"Half of the business schools in this country could be out of business in 10 years--or five," is the prediction Richard Lyons, the dean of University of California, Berkeley's Haas School of Business, made to Bloomberg Businessweek not long ago. 

Robert Lytl, an education consultant at the Parthenon Group, is advising directors at B-schools "to stop dallying and start building [online] programs," according to the Bloomberg Businessweek article. "Once you get out of the top tier of schools, you're either already online, on your way there, or dead in the water," he observes.

Which raises two questions for entrepreneurs: (1) Is traditional B-school education going the way of Blockbuster video? (2) If so, does it matter for you, as the leader of a startup or growing business? 

Online Learning vs Business Schools

Why might business schools go out of business? Lyons believes more top MBA programs will start to offer degrees online. That could cause trouble for lower-ranked business schools. "When the big players start offering online degrees, they'll draw far-flung students who might otherwise have opted for the convenience of a part-time program close to home," notes the article. 

Fair enough. But is it a sure thing that top MBA programs will start to offer online degrees? 

I'm not sure it is. I presented both Harvard Business School and Dartmouth's Tuck School of Business (neither of which currently offers an online MBA) with Lyons' theory, as it was presented in the Bloomberg Businessweek article. Then I asked: How do you make the case that attending B-school in person, in the flesh, in classrooms, on campus, is actually important in 2014, in a way that provides a legitimate value-add over pursuing an online degree?

HBS's Director of Media Relations Jim Aisner promptly replied (the bold emphasis is mine): 

Each year, the Harvard Business School MBA program brings some 900 students with at least two years of work experience to campus from about 70 different countries to immerse themselves in a program that requires constant interaction among students and professors via the case method....Students learn from their professors, but they also learn from one another both inside and outside the classroom via their courses, numerous experiential and entrepreneurial learning opportunities, and extracurricular activities. One result of this is a deep-felt camaraderie among the students, most of whom live on a 40-acre campus community....

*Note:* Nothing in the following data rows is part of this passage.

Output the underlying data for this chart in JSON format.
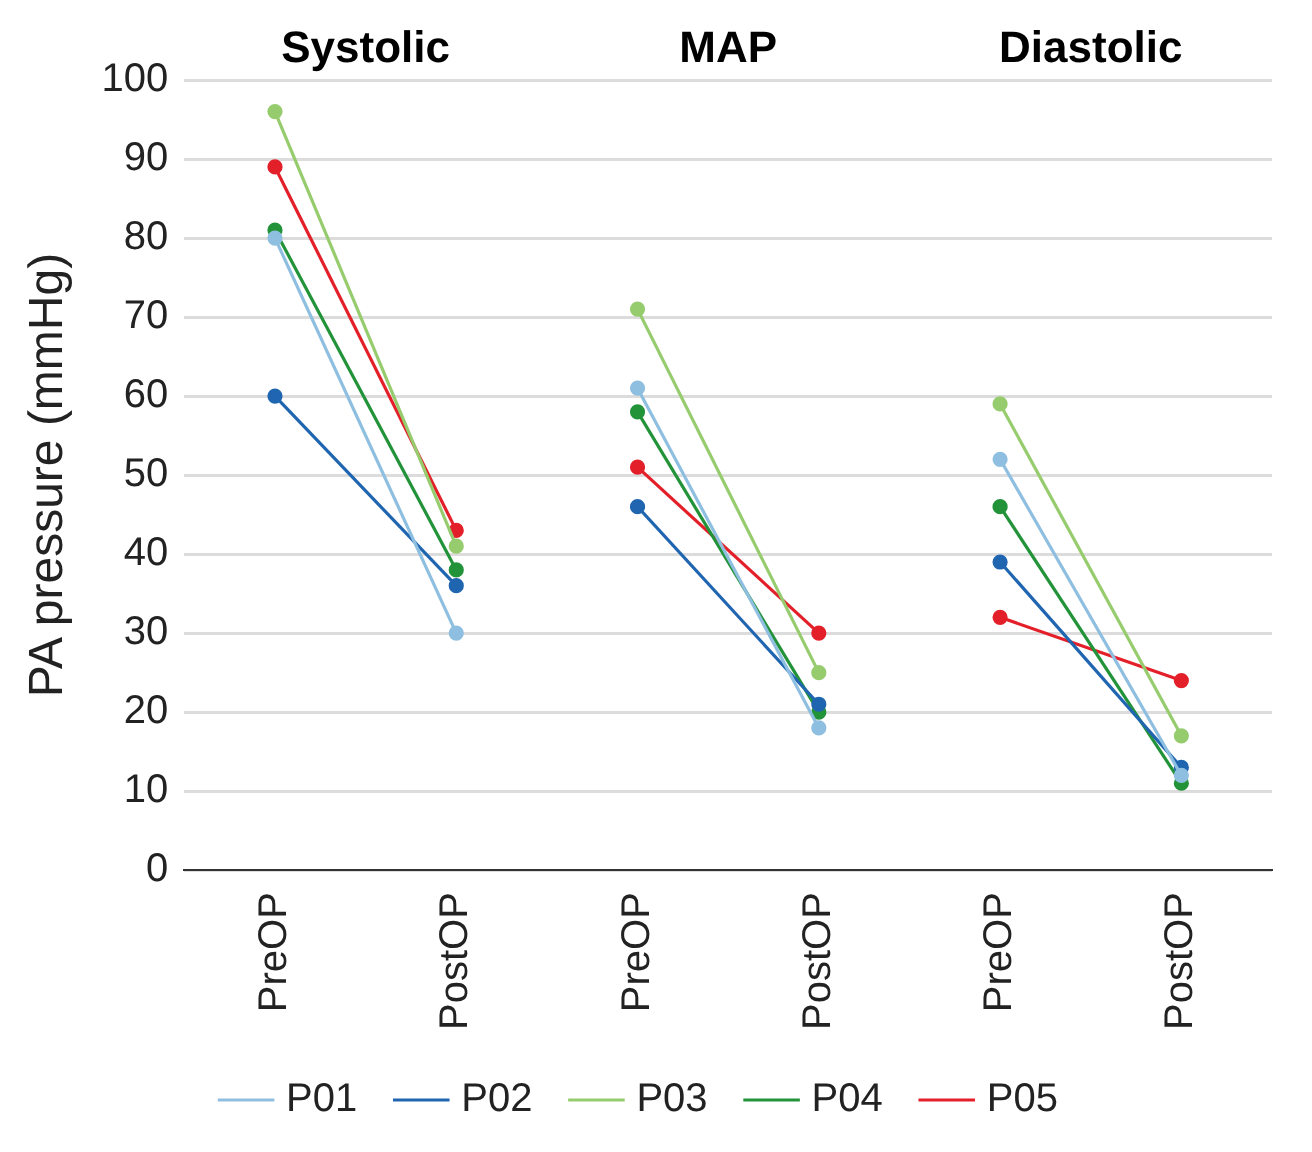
{
  "chart_data": {
    "type": "line",
    "ylabel": "PA pressure (mmHg)",
    "annotations": [
      "Systolic",
      "MAP",
      "Diastolic"
    ],
    "categories": [
      "PreOP",
      "PostOP",
      "PreOP",
      "PostOP",
      "PreOP",
      "PostOP"
    ],
    "series": [
      {
        "name": "P01",
        "color": "#8fbfe0",
        "values": [
          80,
          30,
          61,
          18,
          52,
          12
        ]
      },
      {
        "name": "P02",
        "color": "#1f65b0",
        "values": [
          60,
          36,
          46,
          21,
          39,
          13
        ]
      },
      {
        "name": "P03",
        "color": "#96cc6e",
        "values": [
          96,
          41,
          71,
          25,
          59,
          17
        ]
      },
      {
        "name": "P04",
        "color": "#23933a",
        "values": [
          81,
          38,
          58,
          20,
          46,
          11
        ]
      },
      {
        "name": "P05",
        "color": "#e3202a",
        "values": [
          89,
          43,
          51,
          30,
          32,
          24
        ]
      }
    ],
    "ylim": [
      0,
      100
    ],
    "yticks": [
      0,
      10,
      20,
      30,
      40,
      50,
      60,
      70,
      80,
      90,
      100
    ],
    "grid": "y",
    "legend": "bottom",
    "marker": "circle",
    "line_style": "solid"
  }
}
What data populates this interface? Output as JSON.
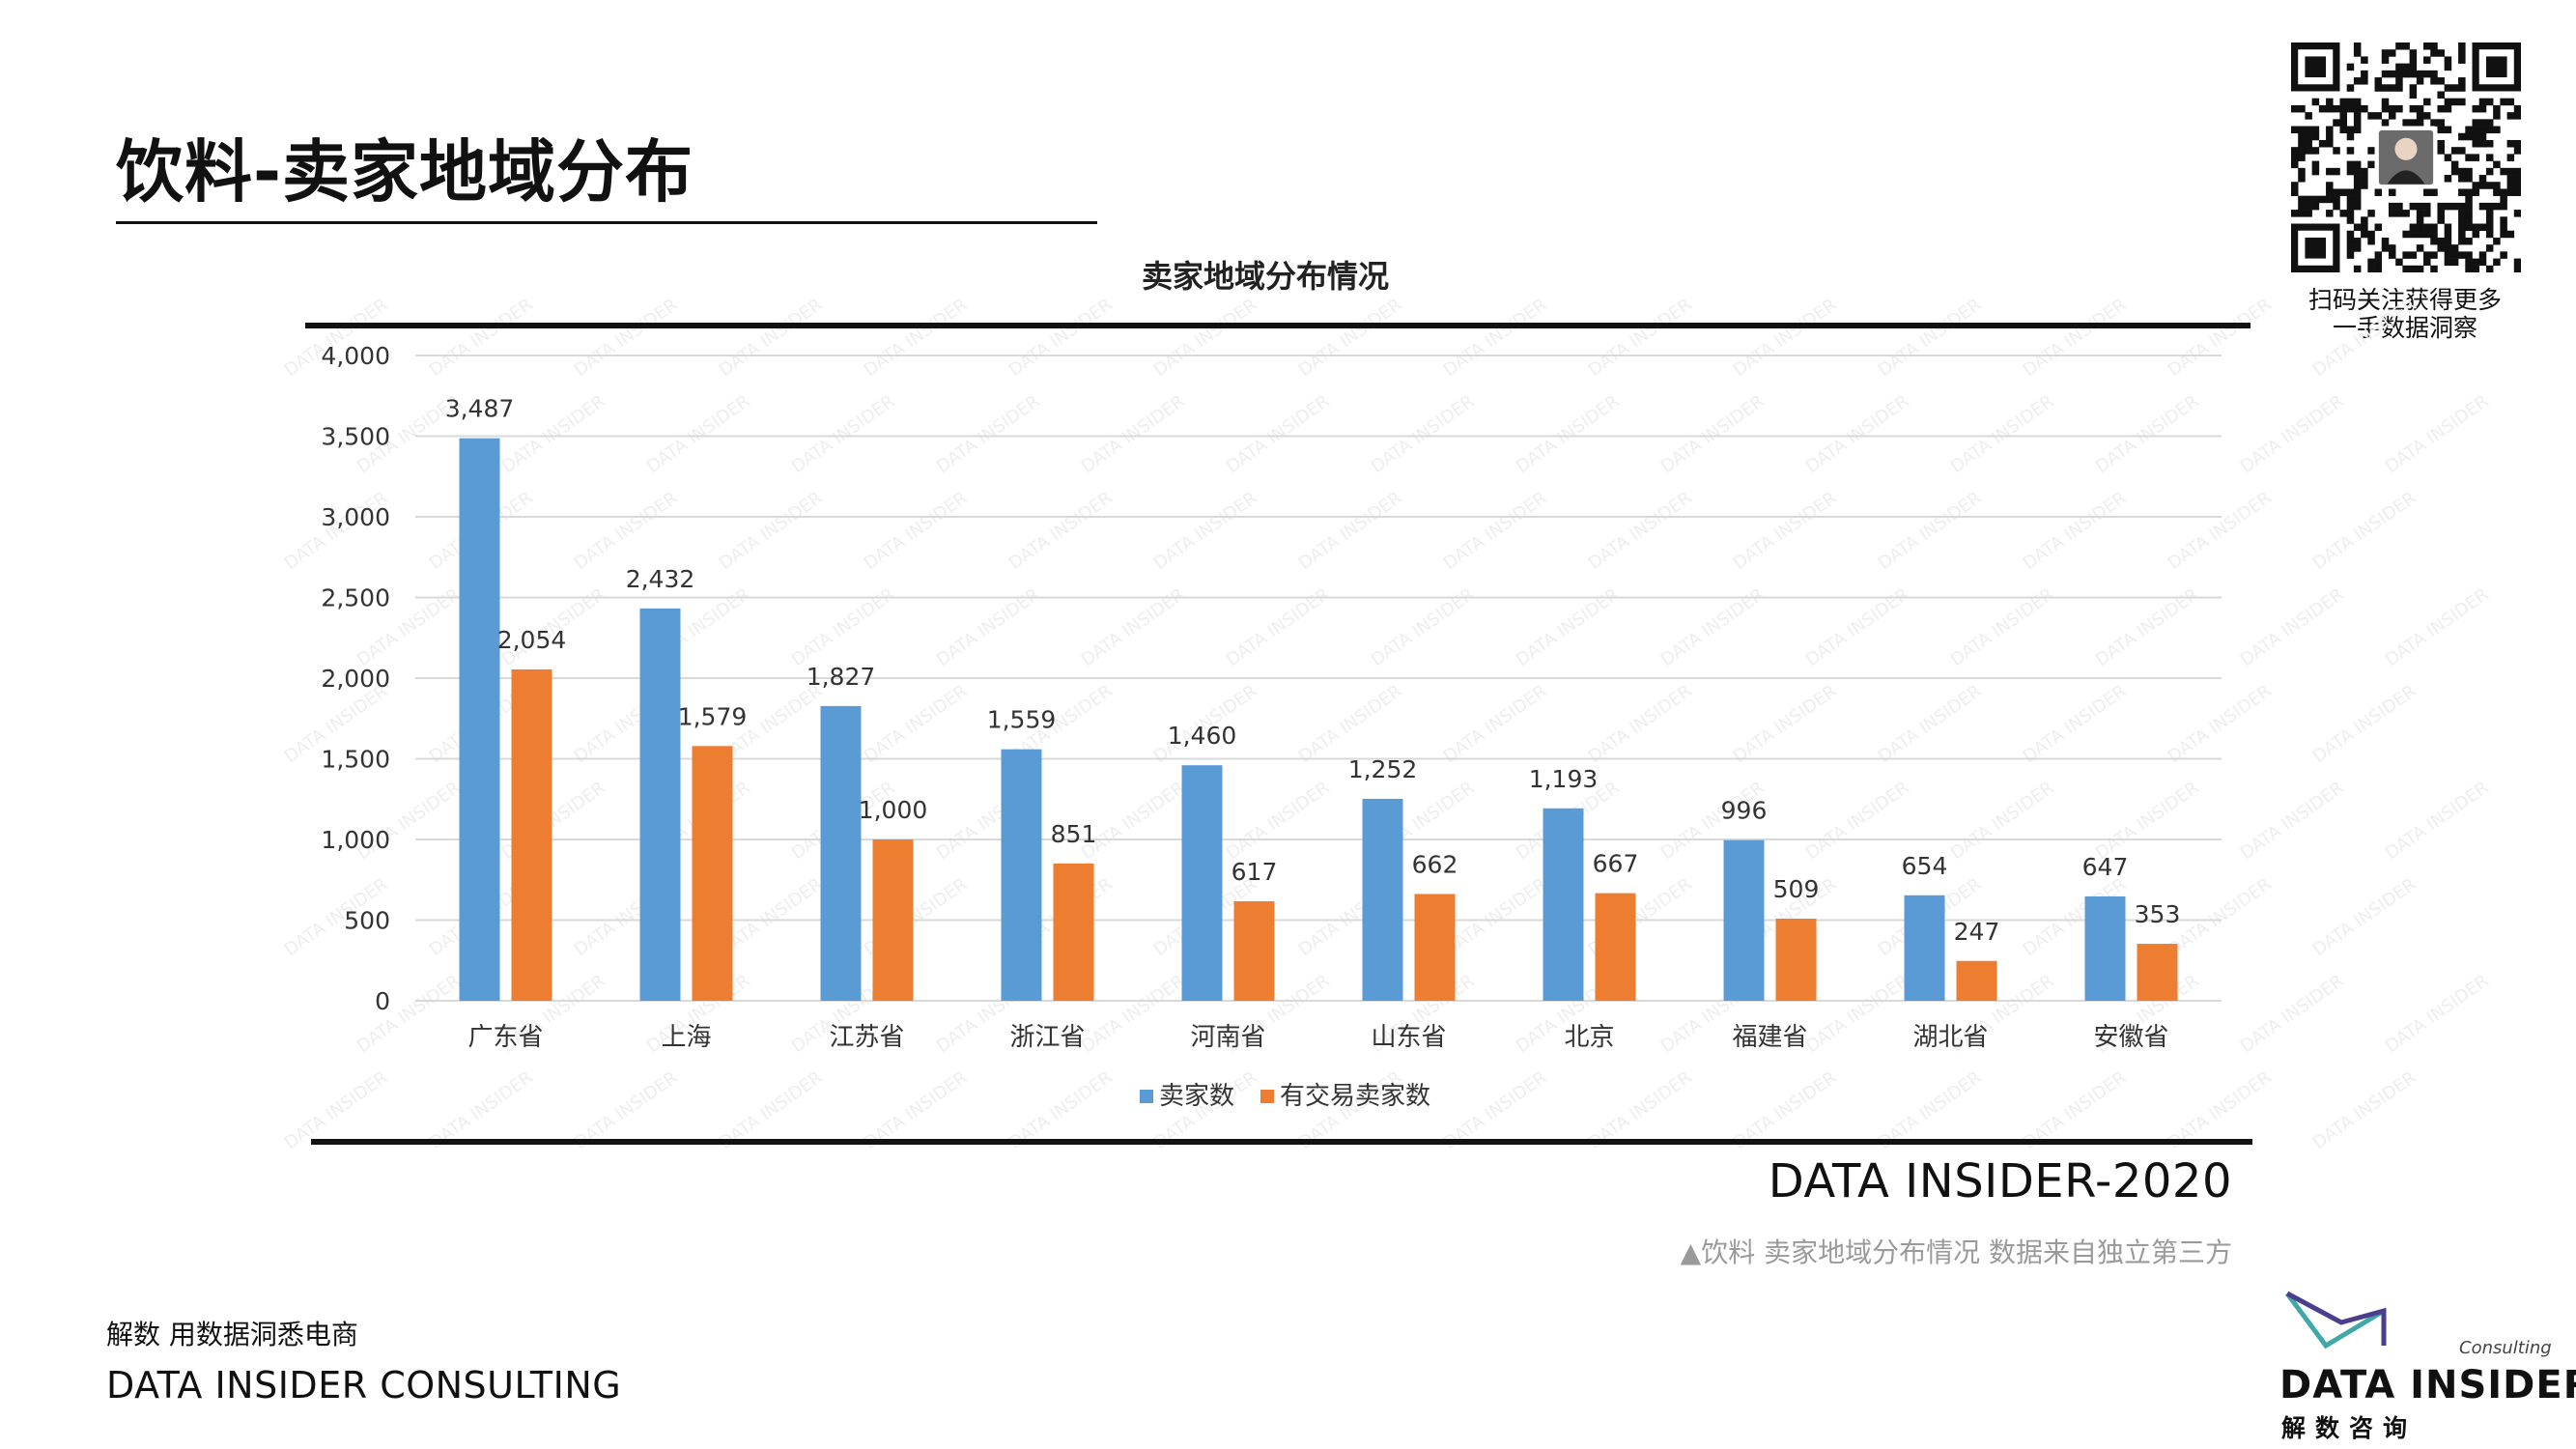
{
  "page": {
    "title": "饮料-卖家地域分布",
    "qr_caption_line1": "扫码关注获得更多",
    "qr_caption_line2": "一手数据洞察",
    "brand_year": "DATA INSIDER-2020",
    "source_note": "▲饮料 卖家地域分布情况 数据来自独立第三方",
    "footer_tagline": "解数 用数据洞悉电商",
    "footer_company": "DATA INSIDER CONSULTING",
    "logo_consulting": "Consulting",
    "logo_name": "DATA INSIDER",
    "logo_cn": "解数咨询"
  },
  "colors": {
    "series_seller": "#5b9bd5",
    "series_trading": "#ed7d31",
    "grid": "#d9d9d9",
    "watermark": "#eeeeee"
  },
  "chart_data": {
    "type": "bar",
    "title": "卖家地域分布情况",
    "xlabel": "",
    "ylabel": "",
    "ylim": [
      0,
      4000
    ],
    "yticks": [
      0,
      500,
      1000,
      1500,
      2000,
      2500,
      3000,
      3500,
      4000
    ],
    "ytick_labels": [
      "0",
      "500",
      "1,000",
      "1,500",
      "2,000",
      "2,500",
      "3,000",
      "3,500",
      "4,000"
    ],
    "grid": true,
    "legend_position": "bottom",
    "categories": [
      "广东省",
      "上海",
      "江苏省",
      "浙江省",
      "河南省",
      "山东省",
      "北京",
      "福建省",
      "湖北省",
      "安徽省"
    ],
    "series": [
      {
        "name": "卖家数",
        "values": [
          3487,
          2432,
          1827,
          1559,
          1460,
          1252,
          1193,
          996,
          654,
          647
        ],
        "labels": [
          "3,487",
          "2,432",
          "1,827",
          "1,559",
          "1,460",
          "1,252",
          "1,193",
          "996",
          "654",
          "647"
        ]
      },
      {
        "name": "有交易卖家数",
        "values": [
          2054,
          1579,
          1000,
          851,
          617,
          662,
          667,
          509,
          247,
          353
        ],
        "labels": [
          "2,054",
          "1,579",
          "1,000",
          "851",
          "617",
          "662",
          "667",
          "509",
          "247",
          "353"
        ]
      }
    ],
    "watermark_text": "DATA INSIDER"
  }
}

As you can see, Aisner mentioned (and I highlighted) a few aspects of a B-school education that are harder to come by in an online setting: Interaction, experiential learning, camaraderie, and community. As for Tuck, here's what Penny Paquette, assistant dean for strategic initiatives, had to say (boldface is mine): 

As Dean Paul Danos recently wrote in an article for Tuck Today, the school's alumni magazine, "Virtual, online experiences will never be the same as immersing oneself for two years of intensive learning with talented, like-minded people from all over the world and interacting one-on-one with faculty who are thought leaders in their fields and passionate about sharing that knowledge. There is no synthetic substitute for that. There will always be a place for full-time residential programs like Tuck's if we continue to provide a truly transformational experience." A Tuck MBA is so much more than a collection of courses--it is an experience in the best sense of the word and our students live and breathe it 24/7.

I'm not trying to make this article an advertisement for HBS or Tuck. But it's telling to read responses like these to a media inquiry about the rise of online B-school degrees--and the potential demise of formal B-schools. 

Do Entrepreneurs Need Business School? 

Mind you, whether entrepreneurs or small business owners truly "need" B-school degrees is an open (and often hotly debated) question.

And the parameters of the question change every day. For example, it's possible undergraduate institutions will increasingly cater to aspiring entrepreneurs. Just last week, Emerson College announced the launch of The Emerson Accelerator, a two-year program providing funding and space for students to launch businesses.

Moreover, so much of the B-school question depends your individual career path. Cliff Oxford, a three-time Inc. 500 CEO and former IT manager at UPS, has persuasively argued that business school is a bad idea for aspiring entrepreneurs. But simultaneously, Oxford says that for other parts of his career, he found his M.B.A. (from Emory in 1994) to be helpful: "It gave me exposure to other disciplines beyond information technology, like marketing and strategy. The accounting and strategy courses were useful even when I was building my business," he writes in the New York Times.

Then there's the question of getting capital. Chamath Palihapitiya believes there's a bias against Harvard MBAs, when it comes to raising money from investors. He is the founder of the venture capital fund Social+Capital Partnership, as well as an original member of Facebook's management team and co-owner of the NBA's Golden State Warriors. "It's really unfair to you guys, but I think you're discriminated against now," he said at a conference organized by HBS's venture capital and private equity club, as reported in The New York Times.

So: Should aspiring entrepreneurs go to business school? I sent a tweet to Palihapitiya (@chamath) asking him this very question. Specifically, I asked: If MBA's are being "discriminated against" by many investors, would you advise entrepreneurs, then, to avoid business school?

His reply: "I would advise everyone to learn to code. What you do afterwards is your own moral hazard."